New Era Cap has set a later closing date for its Derby plant than previously announced, but the company says the new date is a labor law technicality, rather than a change in plans.
In a revised filing with the state Labor Department, Buffalo-based New Era now declares the closing date for the Derby plant as June 7, instead of March 29, as the company announced last December.
But Paul Gallagher, a New Era spokesman, said the later date refers only to completing a final few orders past March 29, when most production will still end.
"Nothing really has changed," Gallagher said. "Eighty percent of the employees will be out of the plant by the end of the month as we always projected."
The closing will eliminate 216 jobs. New Era now says 24 of those jobs will be eliminated between May 24 and June 7.
New Era filed an updated notice with the state Labor Department to ensure it was meeting the requirements of state labor law, since some workers will still be on the job past March 29, Gallagher said. "It's a legal and labor law technicality."
Workers at the plant represented by the Communications Workers of America last month approved a severance agreement with the company.
New Era plans to shift production of its caps used on the field by Major League Baseball players to Florida, while also using suppliers based overseas, where wages are much lower, for baseball replica caps and other non-baseball products currently made in Derby.
"New Era is one of the last companies in its industry to own and operate manufacturing plants," the company said in a statement last month. "New Era’s decision to close the Derby plant is not about chasing lower, ‘non-union’ wages, as has been erroneously reported in the media.

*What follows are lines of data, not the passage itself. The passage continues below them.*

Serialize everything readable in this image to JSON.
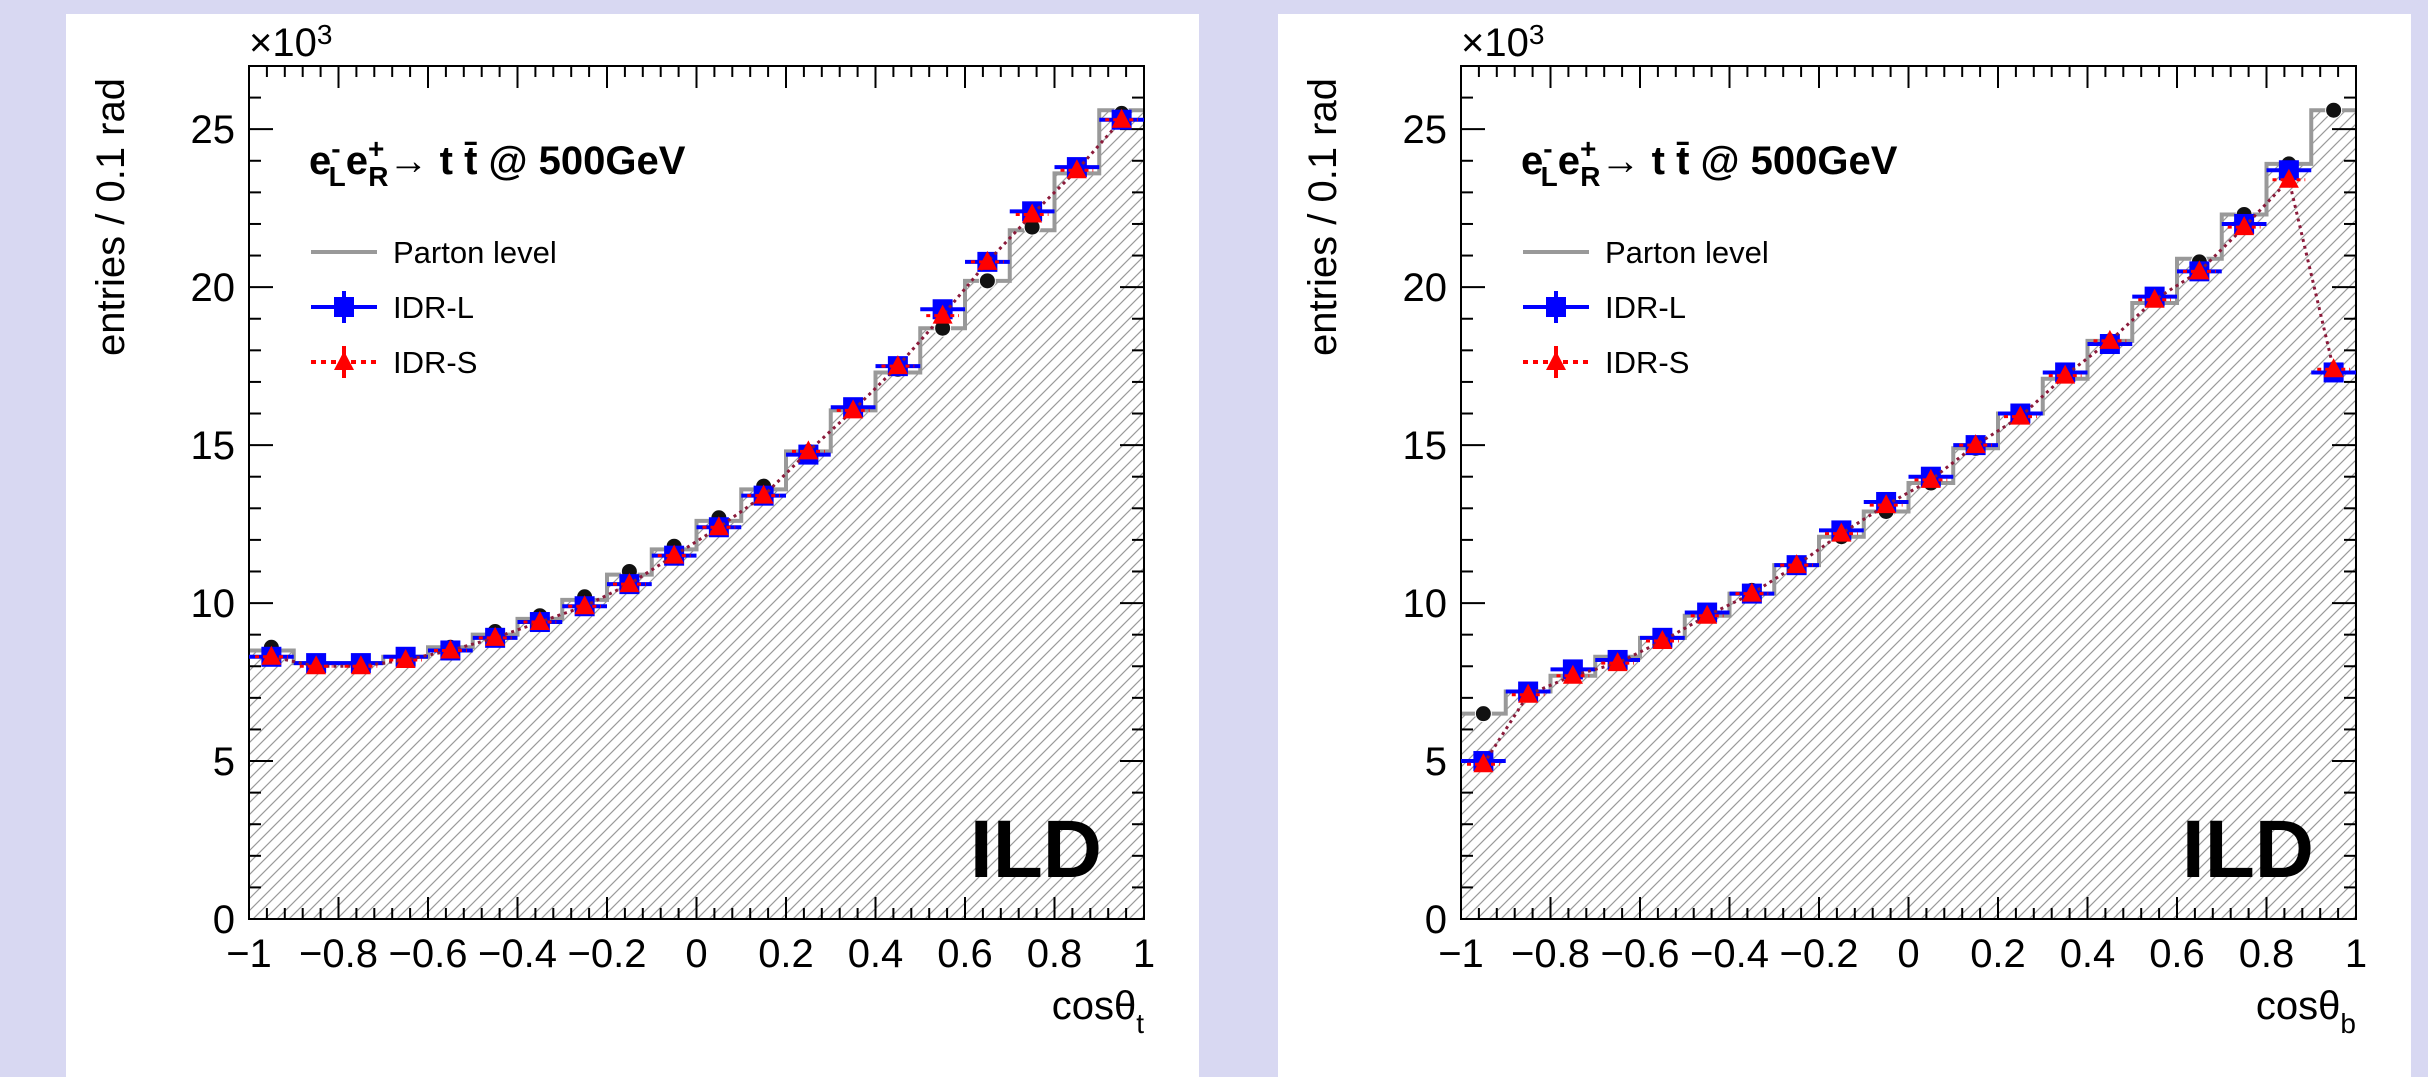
{
  "chart_data": [
    {
      "type": "line",
      "process_label": {
        "main": "e",
        "sub1": "L",
        "sup1": "-",
        "main2": "e",
        "sub2": "R",
        "sup2": "+",
        "arrow": "→",
        "final": "t t̄ @ 500GeV"
      },
      "xlabel": "cosθ",
      "xlabel_sub": "t",
      "ylabel": "entries / 0.1 rad",
      "y_exponent": "×10",
      "y_exponent_power": "3",
      "xlim": [
        -1,
        1
      ],
      "ylim": [
        0,
        27
      ],
      "x_ticks": [
        -1,
        -0.8,
        -0.6,
        -0.4,
        -0.2,
        0,
        0.2,
        0.4,
        0.6,
        0.8,
        1
      ],
      "x_tick_labels": [
        "−1",
        "−0.8",
        "−0.6",
        "−0.4",
        "−0.2",
        "0",
        "0.2",
        "0.4",
        "0.6",
        "0.8",
        "1"
      ],
      "y_ticks": [
        0,
        5,
        10,
        15,
        20,
        25
      ],
      "y_tick_labels": [
        "0",
        "5",
        "10",
        "15",
        "20",
        "25"
      ],
      "watermark": "ILD",
      "bin_edges": [
        -1,
        -0.9,
        -0.8,
        -0.7,
        -0.6,
        -0.5,
        -0.4,
        -0.3,
        -0.2,
        -0.1,
        0,
        0.1,
        0.2,
        0.3,
        0.4,
        0.5,
        0.6,
        0.7,
        0.8,
        0.9,
        1
      ],
      "x": [
        -0.95,
        -0.85,
        -0.75,
        -0.65,
        -0.55,
        -0.45,
        -0.35,
        -0.25,
        -0.15,
        -0.05,
        0.05,
        0.15,
        0.25,
        0.35,
        0.45,
        0.55,
        0.65,
        0.75,
        0.85,
        0.95
      ],
      "series": [
        {
          "name": "Parton level",
          "style": "histogram",
          "color": "#999999",
          "values": [
            8.5,
            8.1,
            8.1,
            8.3,
            8.6,
            9.0,
            9.5,
            10.1,
            10.9,
            11.7,
            12.6,
            13.6,
            14.8,
            16.1,
            17.3,
            18.7,
            20.2,
            21.8,
            23.6,
            25.6
          ]
        },
        {
          "name": "",
          "style": "circle",
          "color": "#000000",
          "values": [
            8.6,
            8.1,
            8.1,
            8.3,
            8.6,
            9.1,
            9.6,
            10.2,
            11.0,
            11.8,
            12.7,
            13.7,
            14.8,
            16.1,
            17.4,
            18.7,
            20.2,
            21.9,
            23.7,
            25.5
          ]
        },
        {
          "name": "IDR-L",
          "style": "square",
          "color": "#0000ff",
          "values": [
            8.3,
            8.1,
            8.1,
            8.3,
            8.5,
            8.9,
            9.4,
            9.9,
            10.6,
            11.5,
            12.4,
            13.4,
            14.7,
            16.2,
            17.5,
            19.3,
            20.8,
            22.4,
            23.8,
            25.3
          ]
        },
        {
          "name": "IDR-S",
          "style": "triangle",
          "color": "#ff0000",
          "values": [
            8.3,
            8.0,
            8.0,
            8.2,
            8.5,
            8.9,
            9.4,
            9.9,
            10.6,
            11.5,
            12.4,
            13.4,
            14.8,
            16.1,
            17.5,
            19.1,
            20.8,
            22.3,
            23.7,
            25.3
          ]
        }
      ]
    },
    {
      "type": "line",
      "process_label": {
        "main": "e",
        "sub1": "L",
        "sup1": "-",
        "main2": "e",
        "sub2": "R",
        "sup2": "+",
        "arrow": "→",
        "final": "t t̄ @ 500GeV"
      },
      "xlabel": "cosθ",
      "xlabel_sub": "b",
      "ylabel": "entries / 0.1 rad",
      "y_exponent": "×10",
      "y_exponent_power": "3",
      "xlim": [
        -1,
        1
      ],
      "ylim": [
        0,
        27
      ],
      "x_ticks": [
        -1,
        -0.8,
        -0.6,
        -0.4,
        -0.2,
        0,
        0.2,
        0.4,
        0.6,
        0.8,
        1
      ],
      "x_tick_labels": [
        "−1",
        "−0.8",
        "−0.6",
        "−0.4",
        "−0.2",
        "0",
        "0.2",
        "0.4",
        "0.6",
        "0.8",
        "1"
      ],
      "y_ticks": [
        0,
        5,
        10,
        15,
        20,
        25
      ],
      "y_tick_labels": [
        "0",
        "5",
        "10",
        "15",
        "20",
        "25"
      ],
      "watermark": "ILD",
      "bin_edges": [
        -1,
        -0.9,
        -0.8,
        -0.7,
        -0.6,
        -0.5,
        -0.4,
        -0.3,
        -0.2,
        -0.1,
        0,
        0.1,
        0.2,
        0.3,
        0.4,
        0.5,
        0.6,
        0.7,
        0.8,
        0.9,
        1
      ],
      "x": [
        -0.95,
        -0.85,
        -0.75,
        -0.65,
        -0.55,
        -0.45,
        -0.35,
        -0.25,
        -0.15,
        -0.05,
        0.05,
        0.15,
        0.25,
        0.35,
        0.45,
        0.55,
        0.65,
        0.75,
        0.85,
        0.95
      ],
      "series": [
        {
          "name": "Parton level",
          "style": "histogram",
          "color": "#999999",
          "values": [
            6.5,
            7.2,
            7.7,
            8.3,
            8.9,
            9.6,
            10.3,
            11.2,
            12.1,
            12.9,
            13.8,
            14.9,
            16.0,
            17.1,
            18.3,
            19.5,
            20.9,
            22.3,
            23.9,
            25.6
          ]
        },
        {
          "name": "",
          "style": "circle",
          "color": "#000000",
          "values": [
            6.5,
            7.1,
            7.7,
            8.2,
            8.9,
            9.6,
            10.4,
            11.2,
            12.1,
            12.9,
            13.8,
            14.9,
            16.0,
            17.2,
            18.3,
            19.6,
            20.8,
            22.3,
            23.9,
            25.6
          ]
        },
        {
          "name": "IDR-L",
          "style": "square",
          "color": "#0000ff",
          "values": [
            5.0,
            7.2,
            7.9,
            8.2,
            8.9,
            9.7,
            10.3,
            11.2,
            12.3,
            13.2,
            14.0,
            15.0,
            16.0,
            17.3,
            18.2,
            19.7,
            20.5,
            22.0,
            23.7,
            17.3
          ]
        },
        {
          "name": "IDR-S",
          "style": "triangle",
          "color": "#ff0000",
          "values": [
            4.9,
            7.1,
            7.7,
            8.1,
            8.8,
            9.6,
            10.3,
            11.2,
            12.2,
            13.1,
            13.9,
            15.0,
            15.9,
            17.2,
            18.3,
            19.6,
            20.5,
            21.9,
            23.4,
            17.4
          ]
        }
      ]
    }
  ]
}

The decision reflects a fundamental shift in the company’s business model."
New Era’s agreement with Major League Baseball to provide all of the headwear that players wear on-field during games requires those caps to be made in the United States. Gallagher said less than 10 workers will be responsible for making those caps at the Florida operation.
"The volume of production that is going to the facility in Florida is less than 2 percent of the volume in Derby," Gallagher said. "It's just the caps for the players on the field. That's a very small amount of the volume in Derby."
The union representing Major League Baseball players has urged New Era to reconsider its plan to close the Derby factory. Before the union's statement came out, Washington Nationals reliever Sean Doolittle tweeted his support for the Derby workers, drawing more attention to the issue.